Hardebeck said he'll remain executive director of gb.tc, although how the scope of the position might change is yet to be decided.

Chris Tonjes, left, with Jason Hardebeck.

Jason Hardebeck, whom many in Baltimore’s tech community know as the executive director of gb.tc, has been picked to lead DreamIt Ventures‘ new accelerator for health IT startups here.
Hardebeck will take on the role of managing director of DreamIt Health Baltimore, which will shuttle early-stage health care startups through a four-month program beginning in January, providing them with stipends of up to $50,000 in addition to other professional services. The program will be based out of Bond Street Wharf in Fells Point, a Johns Hopkins University property that DreamIt is leasing from the university.
In exchange for the cash, mentorship and programing, DreamIt Health takes 8 percent in common stock of a startup that runs through its program, said Dr. Elliot Menschik, the Philadelphia-based healthcare entrepreneur who oversees DreamIt Health.
Hardebeck said he’ll remain executive director of gb.tc, and that the gb.tc board of directors is “aware and fully supportive.” Whether and how Hardebeck’s role within gb.tc might change is yet to be decided, he said.
“All managing directors are do-ers. Everyone else has multiple projects going on, and that’s who I am as well,” said Hardebeck, who also helped launch a makerspace called the Baltimore Foundery. “We have a very capable team, and a very dependable team, at gb.tc.”
He added that taking on the additional position at DreamIt “isn’t a career move” because the program lasts just four months, and that a full-time program manager at DreamIt will manage the day-to-day operations at DreamIt Health Baltimore.
It was a coalition group — Johns Hopkins, DreamIt Ventures, BioHealth Innovation Inc. and the Economic Alliance of Greater Baltimore — that ultimately lobbied for DreamIt to set up another iteration of its health accelerator program in Baltimore.

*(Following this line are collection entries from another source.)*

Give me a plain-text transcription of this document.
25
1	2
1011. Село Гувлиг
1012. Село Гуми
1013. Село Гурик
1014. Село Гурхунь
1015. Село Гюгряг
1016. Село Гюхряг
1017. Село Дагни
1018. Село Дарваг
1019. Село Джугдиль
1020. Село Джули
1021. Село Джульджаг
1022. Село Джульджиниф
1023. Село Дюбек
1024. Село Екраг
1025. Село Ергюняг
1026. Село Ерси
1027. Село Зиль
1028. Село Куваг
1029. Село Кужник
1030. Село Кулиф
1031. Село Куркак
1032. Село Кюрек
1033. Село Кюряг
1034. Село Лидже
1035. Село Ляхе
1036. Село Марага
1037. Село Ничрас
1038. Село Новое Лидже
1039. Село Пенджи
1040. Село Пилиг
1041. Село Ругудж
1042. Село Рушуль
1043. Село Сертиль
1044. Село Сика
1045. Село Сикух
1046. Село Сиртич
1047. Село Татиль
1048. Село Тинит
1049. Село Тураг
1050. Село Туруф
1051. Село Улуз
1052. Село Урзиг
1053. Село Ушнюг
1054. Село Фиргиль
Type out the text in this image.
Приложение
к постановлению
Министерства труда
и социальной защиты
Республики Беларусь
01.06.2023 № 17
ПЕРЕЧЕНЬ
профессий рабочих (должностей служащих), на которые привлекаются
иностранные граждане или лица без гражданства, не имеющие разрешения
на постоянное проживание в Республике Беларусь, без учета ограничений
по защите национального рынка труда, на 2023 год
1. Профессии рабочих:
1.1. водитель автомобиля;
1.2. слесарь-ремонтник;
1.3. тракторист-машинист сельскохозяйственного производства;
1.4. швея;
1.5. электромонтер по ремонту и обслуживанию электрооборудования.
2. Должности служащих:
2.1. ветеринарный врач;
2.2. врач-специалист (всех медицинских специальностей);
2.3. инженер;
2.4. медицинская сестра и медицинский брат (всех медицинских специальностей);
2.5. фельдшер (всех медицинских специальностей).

The first go at DreamIt Health was in Philadelphia. The program runs more general tech startup accelerators in New York City, Austin and Tel Aviv.
“This is a program that makes the Baltimore tech scene stronger,” Hardebeck said.
According to a press release, Hardebeck’s job at DreamIt Health involves “recruiting program applicants, sponsors, mentors, and speakers, managing the admissions process, designing the speaker and workshop programming, managing relationships with early-stage investors and providing hands-on guidance and mentorship of the participating companies.”
“This is about standing up new companies that we want to stay in Baltimore,” said Hardebeck by phone Wednesday morning. “That means we need to get them funded here, that means we need to find them a place to live. That’s a community effort. This is a chance for all of us to pull together and prove we don’t have the walls or the silos we used to.”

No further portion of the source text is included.